Malcolm Muggeridge (remember that hero who went to Ukraine and reported on what was taking place) would later called Duranty, quote, "the greatest liar of any journalist I have met in 50 years of journalism." Joseph Alsop, would tag him "a fashionable prostitute in the service of communists."

Levin concluded: "Twelve years, the Moscow correspondent for The New York Times lying to the American people." Levin concluded the show: "The free press in America, except for a few bright spots, is dead. It is dead mostly because of The New York Times and The Washington Post.

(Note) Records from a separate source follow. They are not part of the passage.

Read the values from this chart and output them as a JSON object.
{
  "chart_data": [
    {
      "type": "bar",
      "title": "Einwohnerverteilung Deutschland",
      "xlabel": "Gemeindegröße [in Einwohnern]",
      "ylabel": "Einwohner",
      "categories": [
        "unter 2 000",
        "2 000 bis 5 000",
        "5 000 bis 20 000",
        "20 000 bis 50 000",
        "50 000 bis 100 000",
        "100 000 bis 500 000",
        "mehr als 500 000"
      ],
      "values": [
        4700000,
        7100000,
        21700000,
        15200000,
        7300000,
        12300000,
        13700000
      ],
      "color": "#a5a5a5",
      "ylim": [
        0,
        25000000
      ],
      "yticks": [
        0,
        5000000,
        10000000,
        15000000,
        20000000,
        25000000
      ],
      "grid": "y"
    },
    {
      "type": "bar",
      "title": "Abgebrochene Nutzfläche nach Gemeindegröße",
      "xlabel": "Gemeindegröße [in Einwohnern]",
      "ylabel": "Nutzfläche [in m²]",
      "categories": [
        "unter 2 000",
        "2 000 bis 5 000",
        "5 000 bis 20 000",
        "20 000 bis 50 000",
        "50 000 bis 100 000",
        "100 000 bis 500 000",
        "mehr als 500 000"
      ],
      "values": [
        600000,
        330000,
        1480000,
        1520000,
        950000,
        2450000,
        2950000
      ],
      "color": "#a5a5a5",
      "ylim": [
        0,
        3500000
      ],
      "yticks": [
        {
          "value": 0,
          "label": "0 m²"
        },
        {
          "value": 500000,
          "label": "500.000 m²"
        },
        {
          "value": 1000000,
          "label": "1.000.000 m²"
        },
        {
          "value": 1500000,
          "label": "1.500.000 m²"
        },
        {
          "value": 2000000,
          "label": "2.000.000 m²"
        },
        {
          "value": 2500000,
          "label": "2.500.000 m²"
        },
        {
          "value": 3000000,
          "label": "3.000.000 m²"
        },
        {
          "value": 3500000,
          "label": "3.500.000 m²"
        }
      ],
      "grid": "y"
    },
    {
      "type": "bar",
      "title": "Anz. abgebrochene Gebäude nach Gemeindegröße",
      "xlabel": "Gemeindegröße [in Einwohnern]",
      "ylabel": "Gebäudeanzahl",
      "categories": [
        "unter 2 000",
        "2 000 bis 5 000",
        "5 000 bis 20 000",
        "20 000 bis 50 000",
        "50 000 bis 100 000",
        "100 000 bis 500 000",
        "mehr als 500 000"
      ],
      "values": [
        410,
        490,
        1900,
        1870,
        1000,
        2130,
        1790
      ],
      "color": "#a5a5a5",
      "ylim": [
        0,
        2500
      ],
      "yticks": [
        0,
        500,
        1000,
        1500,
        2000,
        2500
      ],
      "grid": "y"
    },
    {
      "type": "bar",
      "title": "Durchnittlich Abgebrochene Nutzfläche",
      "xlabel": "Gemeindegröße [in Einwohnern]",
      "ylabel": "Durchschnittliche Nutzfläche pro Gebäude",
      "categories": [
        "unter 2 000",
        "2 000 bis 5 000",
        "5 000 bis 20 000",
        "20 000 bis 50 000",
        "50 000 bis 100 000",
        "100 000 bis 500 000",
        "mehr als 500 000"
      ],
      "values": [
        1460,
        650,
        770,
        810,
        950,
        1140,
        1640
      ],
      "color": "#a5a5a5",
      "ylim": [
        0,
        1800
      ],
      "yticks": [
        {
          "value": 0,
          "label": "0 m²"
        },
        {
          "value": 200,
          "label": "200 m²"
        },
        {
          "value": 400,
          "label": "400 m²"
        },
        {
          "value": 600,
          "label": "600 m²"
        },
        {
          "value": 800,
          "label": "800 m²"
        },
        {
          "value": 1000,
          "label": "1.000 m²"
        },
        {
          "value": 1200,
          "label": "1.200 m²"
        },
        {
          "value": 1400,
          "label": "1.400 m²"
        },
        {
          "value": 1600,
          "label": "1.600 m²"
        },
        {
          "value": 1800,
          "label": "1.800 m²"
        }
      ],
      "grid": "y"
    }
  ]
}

On Monday's Morning Edition, NPR media reporter David Folkenflik suddenly arrived on the cause of Duranty as an evil force in journalism. The headline online was " The New York Times' can't shake the cloud over a 90-year-old Pulitzer Prize." Well, they've been denying that cloud for 90 years. Folkenflik found: 

"He is the personification of evil in journalism," says Oksana Piaseckyj, a Ukrainian-American activist who came to the U.S. as a child refugee in 1950. She is among the advocates for the return of the award. "We think he was like the originator of fake news."

Former Times executive editor Bill Keller told NPR he's now in favor of returning the Pulitzer. Incoming executive editor Joe Kahn said Duranty "doesn't come close to meeting the Times' standards."

The Pulitzer Board pretty much refuses to revoke a prize -- although they did in 1981 after Janet Cooke confessed to her Washington Post bosses that she fabricated her prize-winning story of an eight-year-old cocaine addict. The smirk begins when Anne Applebaum, who wrote a book called Red Famine, won't take a position on returning the Pulitzer. 

Anne Applebaum joined the Pulitzer board this spring. She remains withering on Duranty. But she says she's reserving judgment, at least for now, on the question of whether his award should be taken back. It can be fraught, she says, to start reassessing past judgments through the lens of the present.

Isn't that what the liberals have done to every historical figure who lands on the wrong side of the Left?